Cheaper corn pushes chicken production higher
A three-year low price in corn this week is helping to fuel the competitive fires among Tyson Foods Inc. and other major chicken processors as they seek to gain marketshare by pushing poultry supplies higher.
The U.S. corn harvest is expected to hit 14 billion bushels, some 30% larger than last year. About 80% of that crop has already been harvested as of last week which has taken December prices south to $4.25 a bushel, down roughly 40% from a year ago.
Analysts worry that chicken processors won’t be able to show the necessary restraint to keep supplies in check, as their profit margins are widening with cheaper corn and soybean meal.
Egg sets, an indication of future meat supply, have risen about 2% this year, but the temperate weather throughout the summer led to increased bird weights, which is yielding more pounds of poultry meat. Ready-to-cook poultry weights rose 5% in September and have averaged between 4% and 5% gains each month this year, compared to 2012, according to the U.S. Department of Agriculture.
Chicken companies are making about a nickel per pound processed, a big improvement over the losses equal to that much a year ago. But as the profits per pound rise, so does the temptation among processors to heat up their production. This is typically the time of year when seasonal demand wanes and companies cut back on egg sets. Data show this is not happening yet.
The pullback is generally needed to prop up chicken meat prices that traditionally slump between October and the early months of the following year when there is more product than there is demand.
Chicken prices are already headed lower for food service customers because of surplus supplies already in the pipeline. The American Restaurant Association estimates food service operators will pay 5% to 10% less for chicken this next year.
Excess poultry meat, primarily leg quarters, had been building up in cold storage throughout the summer, when the USDA announced in August it would purchase nearly 80 million pounds of chicken to help with excess inventory levels. The following month USDA announced it had awarded four poultry companies a total of $49.8 million in chicken purchases.
Tyson Foods was the big winner selling some 59 million pounds valued at $32.98 million to the federal government.
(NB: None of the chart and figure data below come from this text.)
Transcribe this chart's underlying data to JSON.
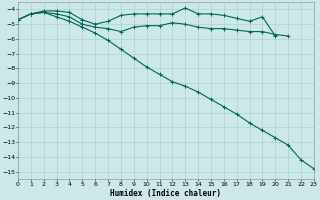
{
  "xlabel": "Humidex (Indice chaleur)",
  "xlim": [
    0,
    23
  ],
  "ylim": [
    -15.5,
    -3.5
  ],
  "yticks": [
    -4,
    -5,
    -6,
    -7,
    -8,
    -9,
    -10,
    -11,
    -12,
    -13,
    -14,
    -15
  ],
  "xticks": [
    0,
    1,
    2,
    3,
    4,
    5,
    6,
    7,
    8,
    9,
    10,
    11,
    12,
    13,
    14,
    15,
    16,
    17,
    18,
    19,
    20,
    21,
    22,
    23
  ],
  "bg_color": "#cce8e8",
  "grid_color": "#a8cccc",
  "line_color": "#006655",
  "line1_x": [
    0,
    1,
    2,
    3,
    4,
    5,
    6,
    7,
    8,
    9,
    10,
    11,
    12,
    13,
    14,
    15,
    16,
    17,
    18,
    19,
    20
  ],
  "line1_y": [
    -4.7,
    -4.3,
    -4.1,
    -4.1,
    -4.2,
    -4.7,
    -5.0,
    -4.8,
    -4.4,
    -4.3,
    -4.3,
    -4.3,
    -4.3,
    -3.9,
    -4.3,
    -4.3,
    -4.4,
    -4.6,
    -4.8,
    -4.5,
    -5.8
  ],
  "line2_x": [
    0,
    1,
    2,
    3,
    4,
    5,
    6,
    7,
    8,
    9,
    10,
    11,
    12,
    13,
    14,
    15,
    16,
    17,
    18,
    19,
    20,
    21
  ],
  "line2_y": [
    -4.7,
    -4.3,
    -4.2,
    -4.3,
    -4.5,
    -5.0,
    -5.2,
    -5.3,
    -5.5,
    -5.2,
    -5.1,
    -5.1,
    -4.9,
    -5.0,
    -5.2,
    -5.3,
    -5.3,
    -5.4,
    -5.5,
    -5.5,
    -5.7,
    -5.8
  ],
  "line3_x": [
    0,
    1,
    2,
    3,
    4,
    5,
    6,
    7,
    8,
    9,
    10,
    11,
    12,
    13,
    14,
    15,
    16,
    17,
    18,
    19,
    20,
    21,
    22,
    23
  ],
  "line3_y": [
    -4.7,
    -4.3,
    -4.2,
    -4.5,
    -4.8,
    -5.2,
    -5.6,
    -6.1,
    -6.7,
    -7.3,
    -7.9,
    -8.4,
    -8.9,
    -9.2,
    -9.6,
    -10.1,
    -10.6,
    -11.1,
    -11.7,
    -12.2,
    -12.7,
    -13.2,
    -14.2,
    -14.8
  ]
}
O.K. Foods received $4.03 million for 6.840 million pounds it sold, while Pilgrim’s Pride and Peco Foods also sold chicken netting $6.43 million and $1.43 million, respectively.
Donnie Smith, CEO of Tyson Foods, has repeatedly said the company will not contribute to excess supplies erring on the side caution and buying the parts it needs in the open market to satisfy orders when its own production comes up short. Likewise, Pilgrim’s has said it is also practicing restraint, but the industrywide numbers tell a different story.
Total frozen poultry supplies on Sept. 30, following the USDA purchase, were still 2% higher than a year ago.
Georgia Dock boneless, skinless breast meat prices averaged $1.82 last week, up 14% from a year ago, but falling 13.5% from a summer high price of $2.10 per pound. Leg quarter prices at 50 cents a pound are down 6.5% from a year. Prices have fallen from a 56-cent high set in April as surplus inventory continues to build up in cold storage.
There is also 5% more beef in the freezer, while pork belly stocks are up 45% from a year ago.
Consumers should also see the benefit from these lower prices as supplies continue to build in the coming months.
On the flip side, food deflationary pressures continue to problematic for grocery retailers like Wal-Mart Stores Inc. trying to grow topline revenue.